Well I'd say it's actually going pretty good!
I keep a journal here ALMOST every day (been getting busy on the weekends so sometimes I forget until just as I'm going to sleep and then remember OOPS! I forgot to post!).
I see two therapists almost weekly. One is just a traditional therapist who is helping me work through issues with my family and myself. The other is a substance abuse therapist.
I work out at the gym about 3 to 5 times per week.
I now work with a personal trainer twice a month and sometimes get little freebies here and there.
I meditate (or try to) every evening before bed.
I'm trying to get into yoga because I love the mind-body idea of it but I actively practice pilates.
I'm also trying to get into spinning just because I have bad knees and it's something I think I might like.

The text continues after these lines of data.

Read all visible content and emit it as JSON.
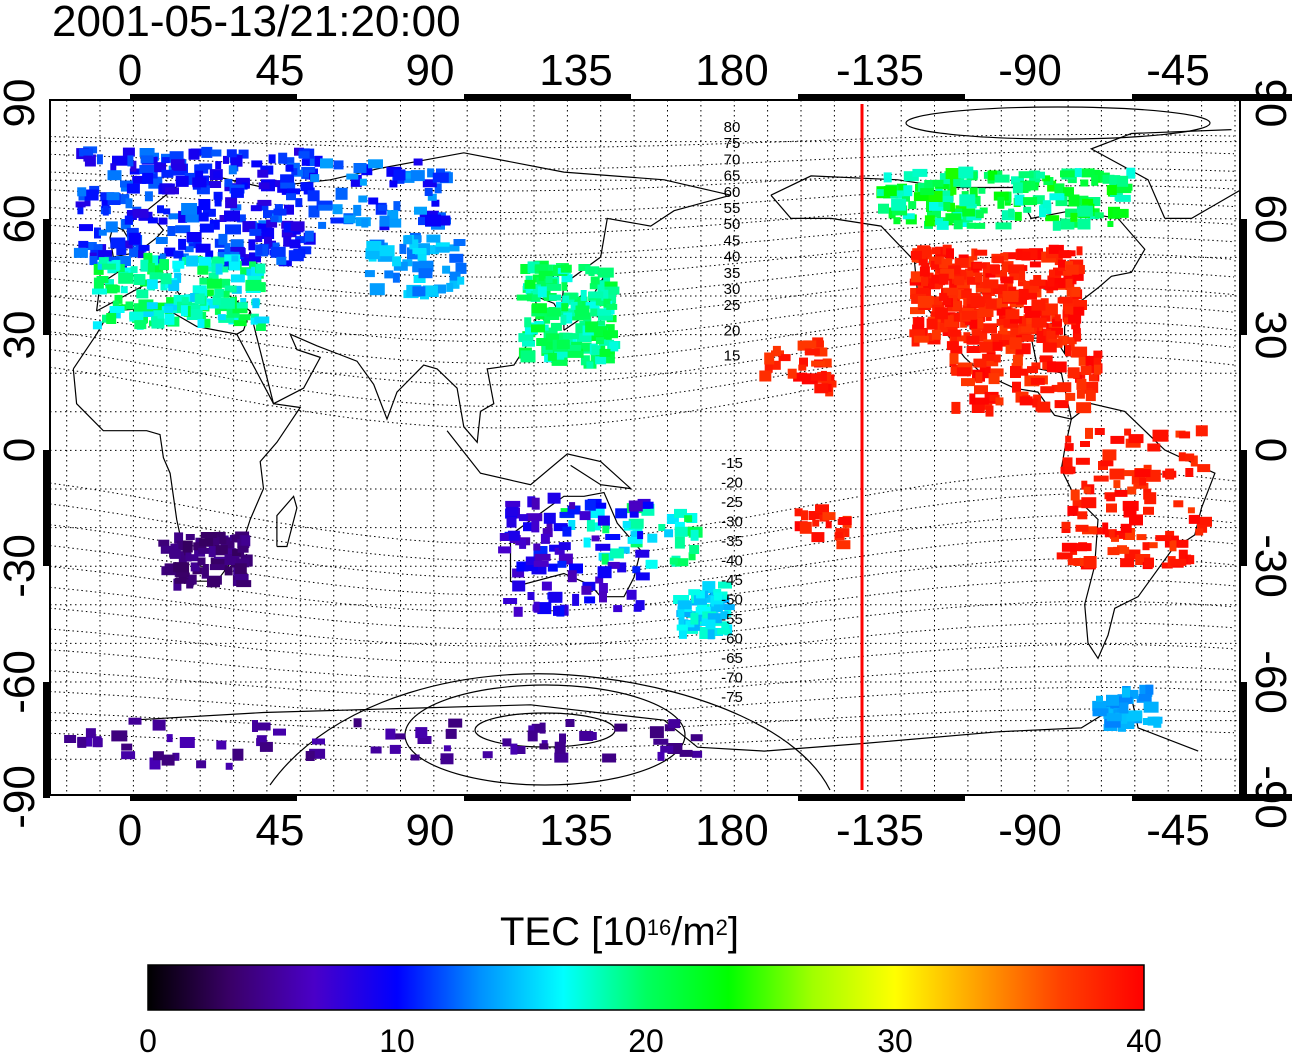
{
  "timestamp": "2001-05-13/21:20:00",
  "map": {
    "top_axis_labels": [
      "0",
      "45",
      "90",
      "135",
      "180",
      "-135",
      "-90",
      "-45"
    ],
    "bottom_axis_labels": [
      "0",
      "45",
      "90",
      "135",
      "180",
      "-135",
      "-90",
      "-45"
    ],
    "left_axis_labels": [
      "90",
      "60",
      "30",
      "0",
      "-30",
      "-60",
      "-90"
    ],
    "right_axis_labels": [
      "90",
      "60",
      "30",
      "0",
      "-30",
      "-60",
      "-90"
    ],
    "contour_labels_north": [
      "80",
      "75",
      "70",
      "65",
      "60",
      "55",
      "50",
      "45",
      "40",
      "35",
      "30",
      "25",
      "20",
      "15"
    ],
    "contour_labels_south": [
      "-15",
      "-20",
      "-25",
      "-30",
      "-35",
      "-40",
      "-45",
      "-50",
      "-55",
      "-60",
      "-65",
      "-70",
      "-75"
    ],
    "terminator_color": "#ff0000",
    "grid": true
  },
  "colorbar": {
    "title_prefix": "TEC  [10",
    "title_exp1": "16",
    "title_mid": "/m",
    "title_exp2": "2",
    "title_suffix": "]",
    "min": 0,
    "max": 40,
    "tick_labels": [
      "0",
      "10",
      "20",
      "30",
      "40"
    ],
    "colors": [
      "#000000",
      "#3a0068",
      "#4a00c8",
      "#0000ff",
      "#0090ff",
      "#00ffff",
      "#00ff60",
      "#00ff00",
      "#a0ff00",
      "#ffff00",
      "#ffa000",
      "#ff4000",
      "#ff0000"
    ]
  }
}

Most of all, I've been taking time out to take care of me.
When I was living in my alcoholic career I was so good at forgetting myself and instead I would give everything to everyone else. Then at the end of the day I would collapse crying because I couldn't take on more and then just drown myself in a drink.
Now, I'm learning to say no, that I must help myself before I can help others.
I guess I'm learning to be at peace with myself and learning that I can't do everything. That some things just have to go with not being done (I was the super hypercritical, perfectionist who used alcohol to make me forget that I wasn't perfect as my family expected me to be)

Oh and thanks all for your congrats!